Stefano Cucchi è morto a causa di azioni e omissioni del personale addetto alla sua cura e custodia, ma non ci sono prove che le persone responsabili di tali azioni e omissioni fossero quelle portate in giudizio. Questo, in sostanza, quanto deciso dalla Corte di appello di Roma venerdì scorso. Ancora una volta, una morte tutt’altro che naturale di una persona trattenuta coattivamente sotto la responsabilità dello Stato non ha però responsabilità penali acclarate (salvo che la Cassazione non disponga il rinnovamento del giudizio sulla base di un qualche errore di interpretazione delle norme da parte della Corte di appello).
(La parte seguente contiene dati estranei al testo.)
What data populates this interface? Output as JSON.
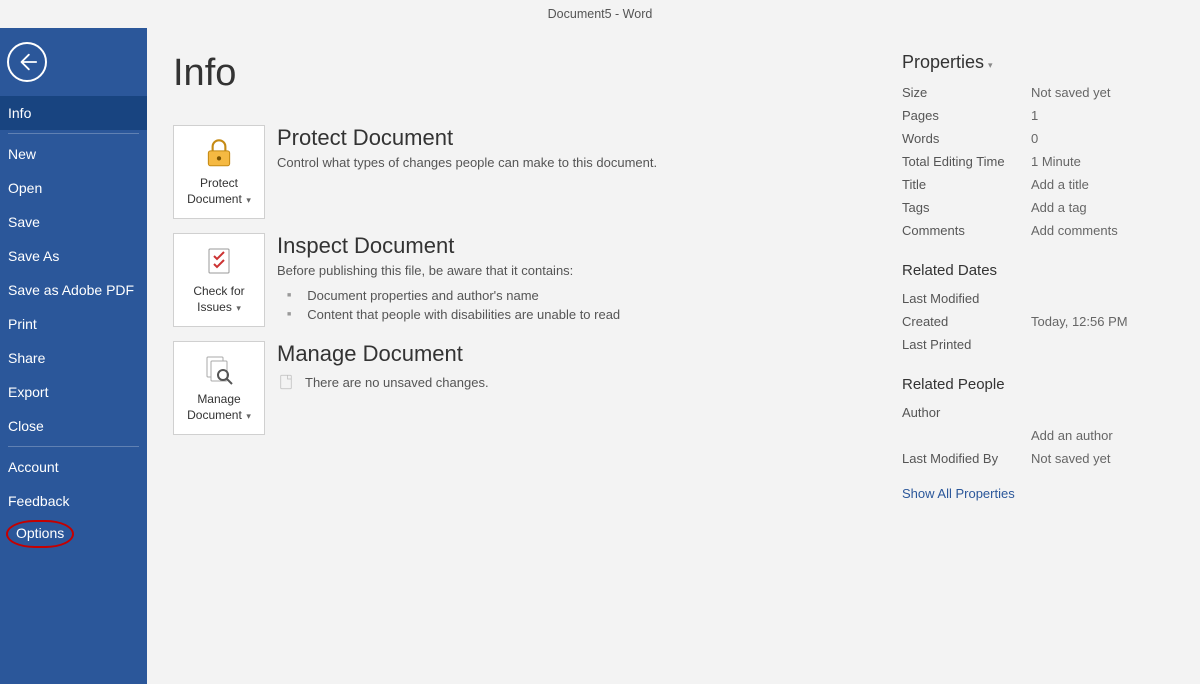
{
  "titlebar": "Document5  -  Word",
  "sidebar": {
    "items": [
      "Info",
      "New",
      "Open",
      "Save",
      "Save As",
      "Save as Adobe PDF",
      "Print",
      "Share",
      "Export",
      "Close"
    ],
    "items2": [
      "Account",
      "Feedback",
      "Options"
    ]
  },
  "page": {
    "title": "Info"
  },
  "protect": {
    "button": "Protect Document",
    "title": "Protect Document",
    "desc": "Control what types of changes people can make to this document."
  },
  "inspect": {
    "button": "Check for Issues",
    "title": "Inspect Document",
    "desc": "Before publishing this file, be aware that it contains:",
    "bullets": [
      "Document properties and author's name",
      "Content that people with disabilities are unable to read"
    ]
  },
  "manage": {
    "button": "Manage Document",
    "title": "Manage Document",
    "unsaved": "There are no unsaved changes."
  },
  "props": {
    "heading": "Properties",
    "rows": {
      "size_l": "Size",
      "size_v": "Not saved yet",
      "pages_l": "Pages",
      "pages_v": "1",
      "words_l": "Words",
      "words_v": "0",
      "tet_l": "Total Editing Time",
      "tet_v": "1 Minute",
      "title_l": "Title",
      "title_v": "Add a title",
      "tags_l": "Tags",
      "tags_v": "Add a tag",
      "comments_l": "Comments",
      "comments_v": "Add comments"
    },
    "dates_heading": "Related Dates",
    "dates": {
      "lm_l": "Last Modified",
      "lm_v": "",
      "cr_l": "Created",
      "cr_v": "Today, 12:56 PM",
      "lp_l": "Last Printed",
      "lp_v": ""
    },
    "people_heading": "Related People",
    "people": {
      "author_l": "Author",
      "author_add": "Add an author",
      "lmb_l": "Last Modified By",
      "lmb_v": "Not saved yet"
    },
    "showall": "Show All Properties"
  }
}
È questo innanzitutto il problema che questa sentenza ci pone: la sostanziale impunità delle violenze (e dell’incuria) su persone la cui vita è affidata alle istituzioni pubbliche. Se non vogliamo che i principi di garanzia dell’imputato nel processo penale, richiamati dal Presidente della Corte di appello di Roma, non si risolvano in una foglia di fico per coprire le responsabilità pubbliche e istituzionali, il problema dell’impunità delle morti accadute sotto la custodia dello Stato va affrontato in ogni sede e a ogni livello.

Non è in discussione la libertà di associazione sindacale e meno che mai la libertà di opinione dei dirigenti sindacali nella Polizia di Stato, ma è mai possibile che i responsabili del Sap e del Coisp continuino a dire le cose che dicono, scaricando la responsabilità di quanto accaduto sulla famiglia nella quale – fino al giorno del suo arresto – Stefano Cucchi godeva di ottima salute? Le loro farneticanti dichiarazioni ledono solo la dignità e l’immagine delle loro persone e dei sindacati di cui sono portavoce (hanno, cioè, solo una rilevanza privata) o ledono l’immagine e la dignità anche del corpo di polizia cui appartengono?

Non sono in discussione i principi della formazione della prova in dibattimento e della sussistenza della colpevolezza solo quando sia dimostrata oltre ogni ragionevole dubbio, ma siamo sicuri che nell’assoluzione dell’altro ieri non vi sia una implicita condanna del funzionamento della giustizia italiana quando interviene su queste cose?

Se non sono quasi mai quelli rinviati a giudizio, non c’è un difetto di indagine e di autonomia della magistratura inquirente (e forse anche di quella giudicante) dalle forze di polizia e dagli apparati istituzionali serventi la funzione giudiziaria?

Non è in discussione il principio di personalità nella responsabilità penale, ma siamo sicuri che l’Amministrazione penitenziaria, la Polizia di Stato, l’Arma dei carabinieri, e finanche le articolazioni interessate del Servizio sanitario nazionale non abbiano nulla da dire o da fare in termini di responsabilità disciplinare e di formazione deontologica del personale addetto alle «relazioni con il pubblico», quando il pubblico gli muore tra le mani per proprie azioni e/o omissioni?
Tutte queste domande rimaste aperte dietro quella, davvero capitale, di Ilaria e della famiglia Cucchi («ma allora chi è stato?») non ammettono auto-assoluzioni nascoste dietro sacri principi garantisti, scuse di circostanza e qualche colpo sul petto.

A queste domande devono rispondere le autorità politiche, amministrative e giudiziarie competenti, dal Ministro dell’Interno a quello della Giustizia, dal vertice dell’Amministrazione penitenziaria al Capo della polizia, dal Comando generale dell’arma dei carabinieri ai responsabili dei servizi sanitari, fino al Consiglio superiore della magistratura. Fino a ora di risposte se ne sono sentite poche e maldestre. Ne aspettiamo di più chiare e convincenti.